State media reported that the executions were carried out on Thursday after a court in Wenzhou, eastern China, sentenced the suspects to death in September.
The ruling follows years of growing pressure on Chinese authorities to dismantle transnational fraud networks operating largely out of Southeast Asia’s lawless border regions.
A ruthless crackdown on scam networks
According to China’s state news agency Xinhua, the executed individuals were convicted of a range of serious crimes, including intentional homicide, unlawful detention, fraud, and running illegal casinos.
Among them were key members of the notorious “Ming family criminal group,” which authorities say was responsible for the deaths of at least 14 Chinese citizens and injuries to many others since 2015.
China’s Supreme People’s Court approved the executions, saying the evidence presented against the suspects was “conclusive and sufficient.”

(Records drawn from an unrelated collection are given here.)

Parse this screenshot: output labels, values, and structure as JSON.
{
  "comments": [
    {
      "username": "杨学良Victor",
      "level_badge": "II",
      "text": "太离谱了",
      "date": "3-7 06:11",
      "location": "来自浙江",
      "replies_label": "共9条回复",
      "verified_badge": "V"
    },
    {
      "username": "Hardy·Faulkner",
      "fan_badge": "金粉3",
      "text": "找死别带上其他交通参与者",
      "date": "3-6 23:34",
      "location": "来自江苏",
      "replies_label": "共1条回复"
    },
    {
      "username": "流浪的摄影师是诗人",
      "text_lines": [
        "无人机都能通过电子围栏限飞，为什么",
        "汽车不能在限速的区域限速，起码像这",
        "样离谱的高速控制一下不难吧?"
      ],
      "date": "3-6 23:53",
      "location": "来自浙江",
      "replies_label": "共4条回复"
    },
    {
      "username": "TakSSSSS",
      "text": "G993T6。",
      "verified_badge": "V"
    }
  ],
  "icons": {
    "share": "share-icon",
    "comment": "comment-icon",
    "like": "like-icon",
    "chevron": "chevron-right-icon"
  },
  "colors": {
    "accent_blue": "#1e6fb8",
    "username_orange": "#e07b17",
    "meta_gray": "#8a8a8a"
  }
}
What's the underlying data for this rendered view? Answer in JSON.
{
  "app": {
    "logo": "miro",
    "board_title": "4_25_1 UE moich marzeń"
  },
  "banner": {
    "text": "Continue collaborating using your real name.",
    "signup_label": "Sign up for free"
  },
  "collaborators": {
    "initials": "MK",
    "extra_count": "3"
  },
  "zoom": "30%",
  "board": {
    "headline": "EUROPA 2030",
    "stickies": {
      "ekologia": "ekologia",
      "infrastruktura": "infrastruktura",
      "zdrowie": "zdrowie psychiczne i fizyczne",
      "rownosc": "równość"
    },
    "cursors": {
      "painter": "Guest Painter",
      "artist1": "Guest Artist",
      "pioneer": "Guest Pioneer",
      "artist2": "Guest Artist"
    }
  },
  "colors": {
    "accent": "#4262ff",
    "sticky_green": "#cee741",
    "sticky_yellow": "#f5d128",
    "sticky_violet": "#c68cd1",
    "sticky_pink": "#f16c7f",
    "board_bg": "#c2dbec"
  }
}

Five additional suspects received death sentences with a two-year reprieve, while 23 others were jailed for terms ranging from five years to life.
Inside the fraud compounds
The executions shine a spotlight on a shadowy scam industry that has flourished across parts of Myanmar and neighbouring countries.
In these fraud compounds, victims are lured into fake romantic relationships or cryptocurrency investments.
Investigators say the scams have since expanded into multiple languages, ensnaring victims across Africa, Europe, the Middle East, and the Americas.
Some of those running the scams are willing participants; others are trafficked foreign nationals forced to work under threat and violence.
Experts estimate that fraud networks centred in Myanmar’s border regions alone have siphoned off billions of dollars globally, often under the control of Chinese-led syndicates working with local militias.
Global concern, global reach
“China will continue to deepen international law enforcement cooperation” against gambling and fraud, foreign ministry spokesperson Guo Jiakun said.
The United Nations Office on Drugs and Crime warned earlier this year that the cyberscam industry is rapidly spreading beyond Southeast Asia, with new hubs emerging in Africa, South America, Europe, and parts of the Pacific.
The UN estimates that hundreds of thousands of people are now trapped in scam centres worldwide.